The Holocaust is one of the most researched horrors of the Modern past. Yet, the study of queer and trans Holocaust histories is relatively new. This upper-level course covers the key analytics that the Holocaust has generated within the historical discipline, but from the position of queer and trans scholarship. It attends to the varying and uneven experiences of queer and trans people under Nazism, but equally fronts new methods and conclusions about the Holocaust, state and individual violence, social hygiene practices, the role of sex within society, identity formations, and the relationship of the present to the past.
The Senior Seminar in Women's Studies offers you the opportunity to develop a capstone research paper by the end of the first semester of your senior year. Senior seminar essays take the form of a 25-page paper based on original research and characterized by an interdisciplinary approach to the study of women, sexuality, and/or gender. You must work with an individual advisor who has expertise in the area of your thesis and who can advise you on the specifics of method and content. Your grade for the semester will be determined by the instructor and the advisor. Students receiving a grade of B+ or higher in Senior Seminar I will be invited to register for Senior Seminar II by the Instructor and the Director of Undergraduate Studies. Senior Seminar II students will complete a senior thesis of 40-60 pages. Please note, the seminar is restricted to Columbia College and GS senior majors.
This course considers formations of gender, sexuality, and power as they circulate transnationally, as well as transnational feminist and queer movements that have emerged to address contemporary gendered and sexual inequalities. Topics include political economy, global care chains, sexuality, sex work and trafficking, feminist and queer politics, and human rights. If it is a small world after all, how do forces of globalization shape and redefine the relationship between gender, sexuality, and powerful institutions like the state? And, if power swirls everywhere, how are transnational power dynamics reinscribed in gendered bodies? How is the body represented in discussions of nationalism and in the political economy of globalization? These questions will frame this course by highlighting how gender, sexuality, and power coalesce to impact the lives of individuals in various spaces including workplaces, the academy, the home, religious institutions, the government, and civil society, and human rights organizations. This course will enable us to think transnationally, historically, and dynamically, using gender and sexuality as lenses through which to critique relations of power and the ways that power informs our everyday lives and subjectivities.
Genealogies of Feminism:
Course focuses on the development of a particular topic or issue in feminist, queer, and/or WGSS scholarship. Open to graduate students and advanced undergraduates, though priority will be given to students completing the ISSG graduate certificate.
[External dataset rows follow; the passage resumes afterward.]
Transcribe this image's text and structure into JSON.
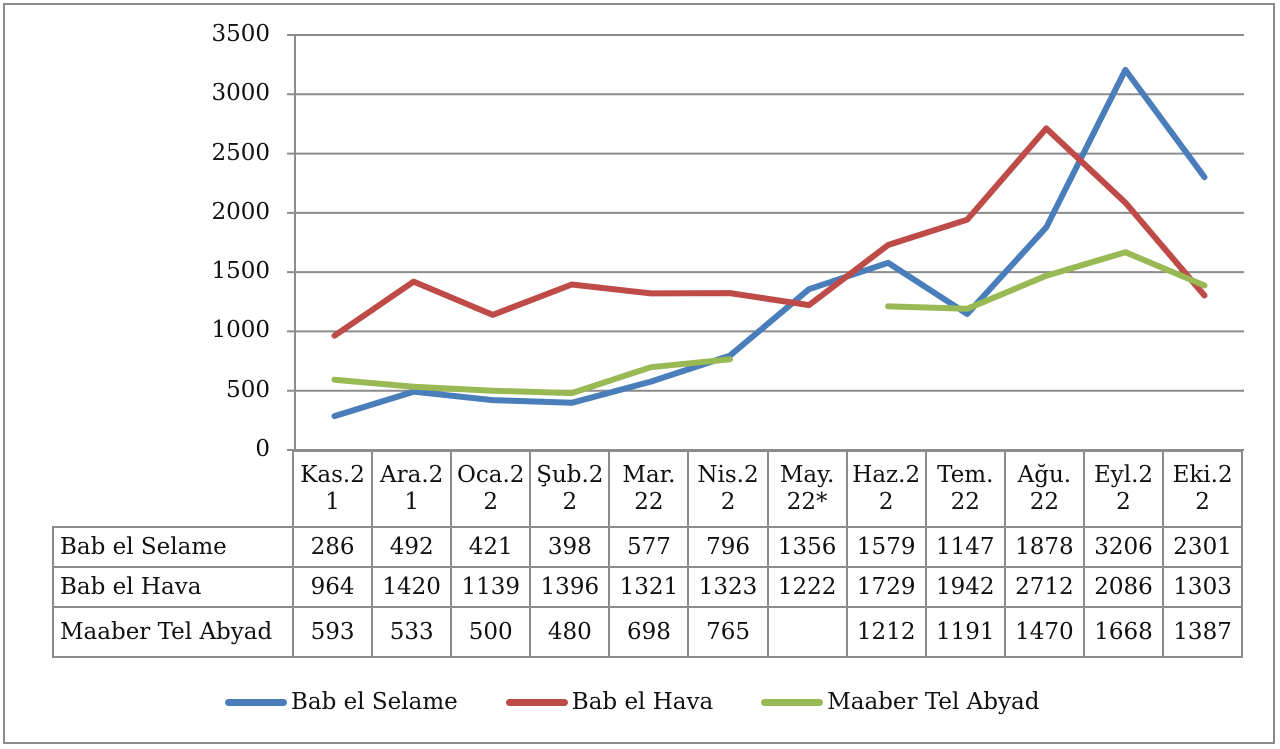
{
  "chart_data": {
    "type": "line",
    "title": "",
    "xlabel": "",
    "ylabel": "",
    "ylim": [
      0,
      3500
    ],
    "yticks": [
      0,
      500,
      1000,
      1500,
      2000,
      2500,
      3000,
      3500
    ],
    "grid": true,
    "legend_position": "bottom",
    "categories": [
      "Kas.21",
      "Ara.21",
      "Oca.22",
      "Şub.22",
      "Mar.22",
      "Nis.22",
      "May.22*",
      "Haz.22",
      "Tem.22",
      "Ağu.22",
      "Eyl.22",
      "Eki.22"
    ],
    "category_labels": [
      [
        "Kas.2",
        "1"
      ],
      [
        "Ara.2",
        "1"
      ],
      [
        "Oca.2",
        "2"
      ],
      [
        "Şub.2",
        "2"
      ],
      [
        "Mar.",
        "22"
      ],
      [
        "Nis.2",
        "2"
      ],
      [
        "May.",
        "22*"
      ],
      [
        "Haz.2",
        "2"
      ],
      [
        "Tem.",
        "22"
      ],
      [
        "Ağu.",
        "22"
      ],
      [
        "Eyl.2",
        "2"
      ],
      [
        "Eki.2",
        "2"
      ]
    ],
    "series": [
      {
        "name": "Bab el Selame",
        "color": "#4a7ebb",
        "values": [
          286,
          492,
          421,
          398,
          577,
          796,
          1356,
          1579,
          1147,
          1878,
          3206,
          2301
        ]
      },
      {
        "name": "Bab el Hava",
        "color": "#be4b48",
        "values": [
          964,
          1420,
          1139,
          1396,
          1321,
          1323,
          1222,
          1729,
          1942,
          2712,
          2086,
          1303
        ]
      },
      {
        "name": "Maaber Tel Abyad",
        "color": "#98b954",
        "values": [
          593,
          533,
          500,
          480,
          698,
          765,
          null,
          1212,
          1191,
          1470,
          1668,
          1387
        ]
      }
    ],
    "data_table": true
  },
  "table": {
    "rows": [
      {
        "label": "Bab el Selame",
        "cells": [
          "286",
          "492",
          "421",
          "398",
          "577",
          "796",
          "1356",
          "1579",
          "1147",
          "1878",
          "3206",
          "2301"
        ]
      },
      {
        "label": "Bab el Hava",
        "cells": [
          "964",
          "1420",
          "1139",
          "1396",
          "1321",
          "1323",
          "1222",
          "1729",
          "1942",
          "2712",
          "2086",
          "1303"
        ]
      },
      {
        "label": "Maaber Tel Abyad",
        "cells": [
          "593",
          "533",
          "500",
          "480",
          "698",
          "765",
          "",
          "1212",
          "1191",
          "1470",
          "1668",
          "1387"
        ]
      }
    ]
  },
  "legend": [
    {
      "label": "Bab el Selame",
      "color": "#4a7ebb"
    },
    {
      "label": "Bab el Hava",
      "color": "#be4b48"
    },
    {
      "label": "Maaber Tel Abyad",
      "color": "#98b954"
    }
  ],
  "colors": {
    "grid": "#8c8c8c",
    "frame": "#8c8c8c"
  }
}
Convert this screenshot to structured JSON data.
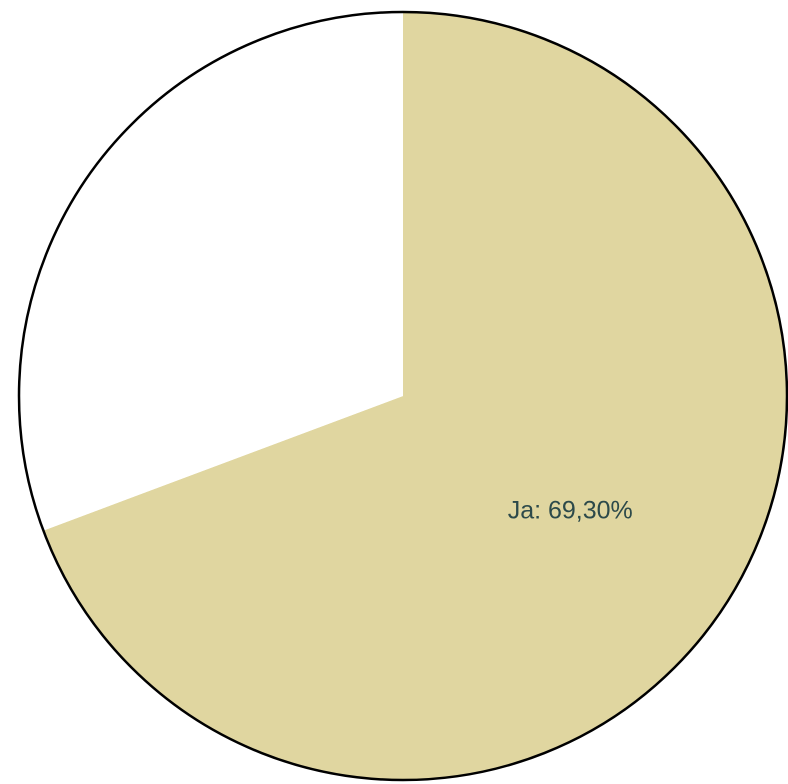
{
  "chart_data": {
    "type": "pie",
    "values": [
      69.3,
      30.7
    ],
    "value_labels": [
      "Ja: 69,30%",
      null
    ],
    "colors": [
      "#e0d6a0",
      "#ffffff"
    ],
    "start_angle": 0,
    "direction": "clockwise"
  }
}
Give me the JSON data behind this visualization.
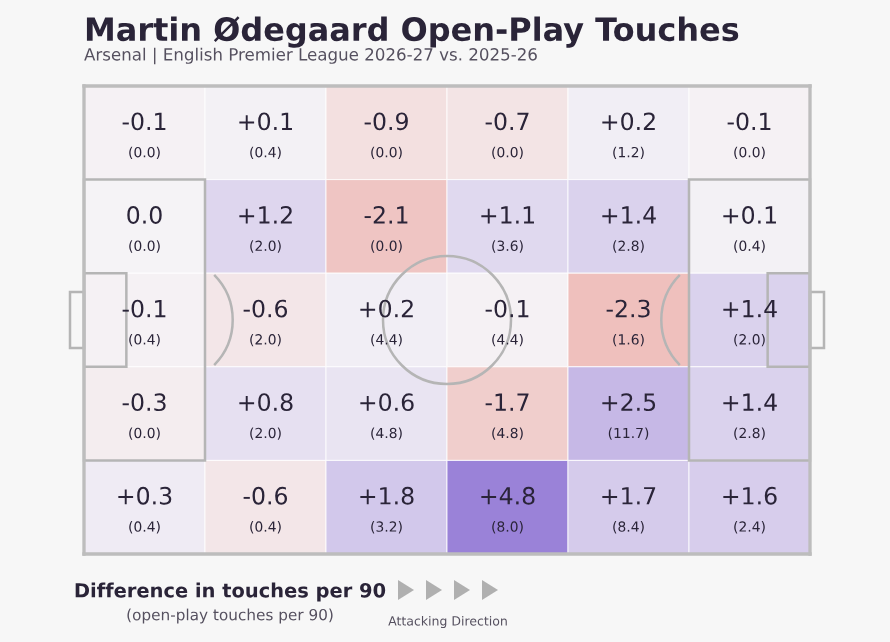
{
  "chart_data": {
    "type": "heatmap",
    "title": "Martin Ødegaard Open-Play Touches",
    "subtitle": "Arsenal | English Premier League 2026-27 vs. 2025-26",
    "categories": [
      null,
      null,
      null,
      null,
      null,
      null
    ],
    "y_categories": [
      null,
      null,
      null,
      null,
      null
    ],
    "cells": [
      [
        -0.1,
        0.1,
        -0.9,
        -0.7,
        0.2,
        -0.1
      ],
      [
        0.0,
        1.2,
        -2.1,
        1.1,
        1.4,
        0.1
      ],
      [
        -0.1,
        -0.6,
        0.2,
        -0.1,
        -2.3,
        1.4
      ],
      [
        -0.3,
        0.8,
        0.6,
        -1.7,
        2.5,
        1.4
      ],
      [
        0.3,
        -0.6,
        1.8,
        4.8,
        1.7,
        1.6
      ]
    ],
    "cell_labels": [
      [
        "-0.1",
        "+0.1",
        "-0.9",
        "-0.7",
        "+0.2",
        "-0.1"
      ],
      [
        "0.0",
        "+1.2",
        "-2.1",
        "+1.1",
        "+1.4",
        "+0.1"
      ],
      [
        "-0.1",
        "-0.6",
        "+0.2",
        "-0.1",
        "-2.3",
        "+1.4"
      ],
      [
        "-0.3",
        "+0.8",
        "+0.6",
        "-1.7",
        "+2.5",
        "+1.4"
      ],
      [
        "+0.3",
        "-0.6",
        "+1.8",
        "+4.8",
        "+1.7",
        "+1.6"
      ]
    ],
    "annotations": [
      "(0.0)",
      "(0.4)",
      "(0.0)",
      "(0.0)",
      "(1.2)",
      "(0.0)",
      "(0.0)",
      "(2.0)",
      "(0.0)",
      "(3.6)",
      "(2.8)",
      "(0.4)",
      "(0.4)",
      "(2.0)",
      "(4.4)",
      "(4.4)",
      "(1.6)",
      "(2.0)",
      "(0.0)",
      "(2.0)",
      "(4.8)",
      "(4.8)",
      "(11.7)",
      "(2.8)",
      "(0.4)",
      "(0.4)",
      "(3.2)",
      "(8.0)",
      "(8.4)",
      "(2.4)",
      "Difference in touches per 90",
      "(open-play touches per 90)",
      "Attacking Direction"
    ]
  }
}
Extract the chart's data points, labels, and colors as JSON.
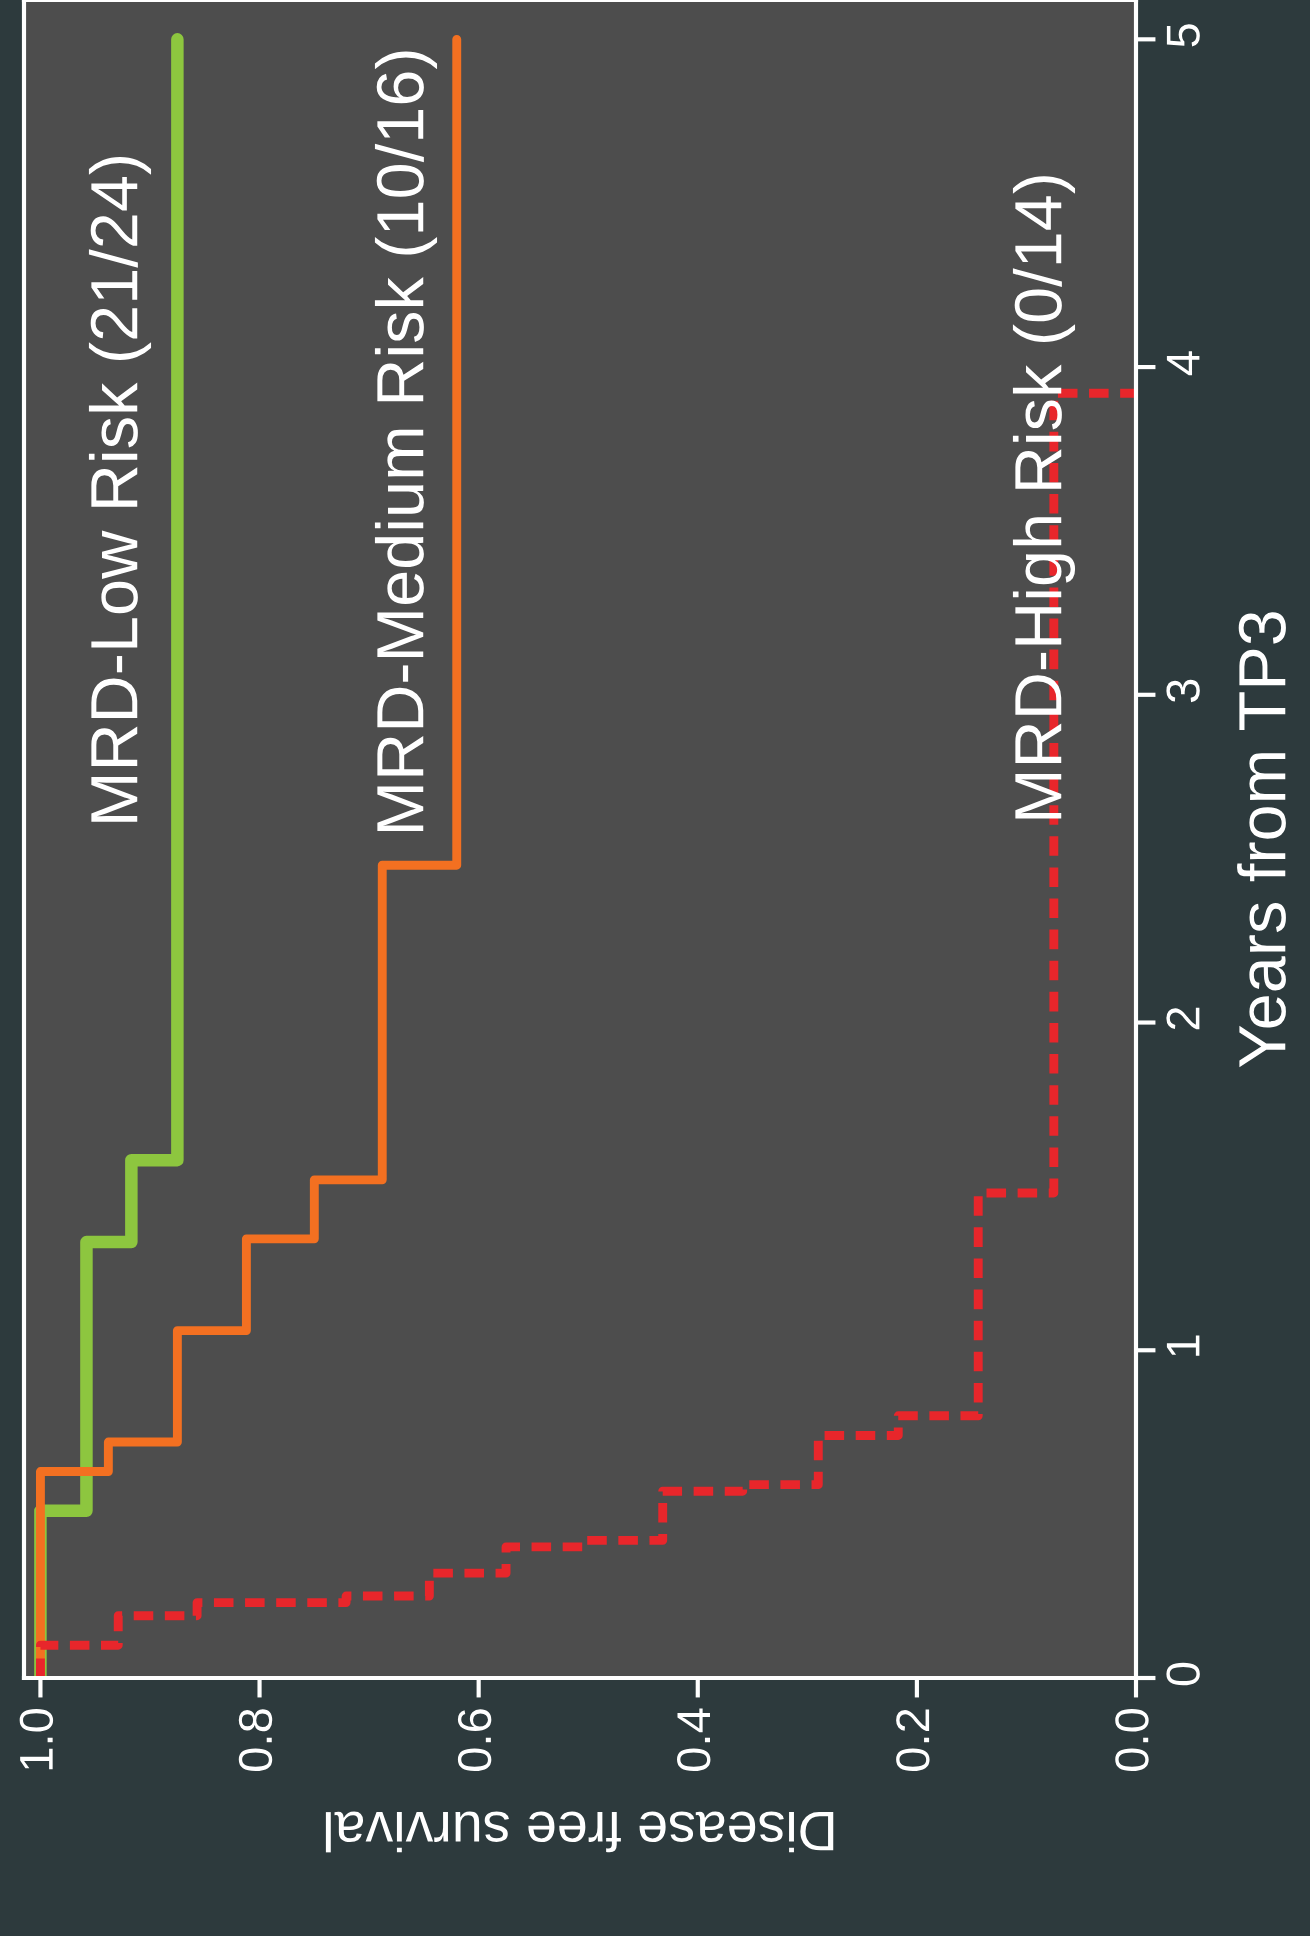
{
  "chart_data": {
    "type": "line",
    "xlabel": "Disease free survival",
    "ylabel": "Years from TP3",
    "xlim": [
      1.015,
      0
    ],
    "xticks": [
      {
        "value": 1,
        "label": "1.0"
      },
      0.8,
      0.6,
      0.4,
      0.2,
      {
        "value": 0,
        "label": "0.0"
      }
    ],
    "ylim": [
      0,
      5.12
    ],
    "yticks": [
      0,
      1,
      2,
      3,
      4,
      5
    ],
    "grid": false,
    "marker": "none",
    "series": [
      {
        "color": "#8dc63f",
        "line_style": "solid",
        "x": [
          1.0,
          1.0,
          0.958,
          0.958,
          0.917,
          0.917,
          0.875,
          0.875
        ],
        "values": [
          0,
          0.51,
          0.51,
          1.33,
          1.33,
          1.58,
          1.58,
          5.0
        ]
      },
      {
        "color": "#f37021",
        "line_style": "solid",
        "x": [
          1.0,
          1.0,
          0.938,
          0.938,
          0.875,
          0.875,
          0.812,
          0.812,
          0.75,
          0.75,
          0.688,
          0.688,
          0.62,
          0.62
        ],
        "values": [
          0,
          0.63,
          0.63,
          0.72,
          0.72,
          1.06,
          1.06,
          1.34,
          1.34,
          1.52,
          1.52,
          2.48,
          2.48,
          5.0
        ]
      },
      {
        "color": "#e8262b",
        "line_style": "dashed",
        "x": [
          1.0,
          1.0,
          0.929,
          0.929,
          0.857,
          0.857,
          0.721,
          0.721,
          0.645,
          0.645,
          0.575,
          0.575,
          0.505,
          0.505,
          0.432,
          0.432,
          0.359,
          0.359,
          0.29,
          0.29,
          0.217,
          0.217,
          0.144,
          0.144,
          0.075,
          0.075,
          0.0
        ],
        "values": [
          0,
          0.1,
          0.1,
          0.19,
          0.19,
          0.23,
          0.23,
          0.25,
          0.25,
          0.32,
          0.32,
          0.4,
          0.4,
          0.42,
          0.42,
          0.57,
          0.57,
          0.59,
          0.59,
          0.74,
          0.74,
          0.8,
          0.8,
          1.48,
          1.48,
          3.92,
          3.92
        ]
      }
    ],
    "annotations": [
      "MRD-Low Risk (21/24)",
      "MRD-Medium Risk (10/16)",
      "MRD-High Risk (0/14)"
    ]
  }
}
Topics differ by semester offered, and are reflected in the course subtitle. For a description of the current offering, please visit the link in the Class Notes.
This colloquium will focus on new and developing research in gender and sexuality studies. It is meant for graduate students who are thinking about researching and teaching in this field in the near and distant future. Through a roster of guest speakers and in colloquium discussions, this course poses current questions, issues, methods, modes of study, and practices in the interrelated fields of gender and sexuality studies and critical race studies. The course is best suited to graduate students who have completed at least one year of coursework. Colloquium requirements include attendance at 3-6 guest speaker events over the course of the year, relevant reading in the field as necessary, and participation in discussion.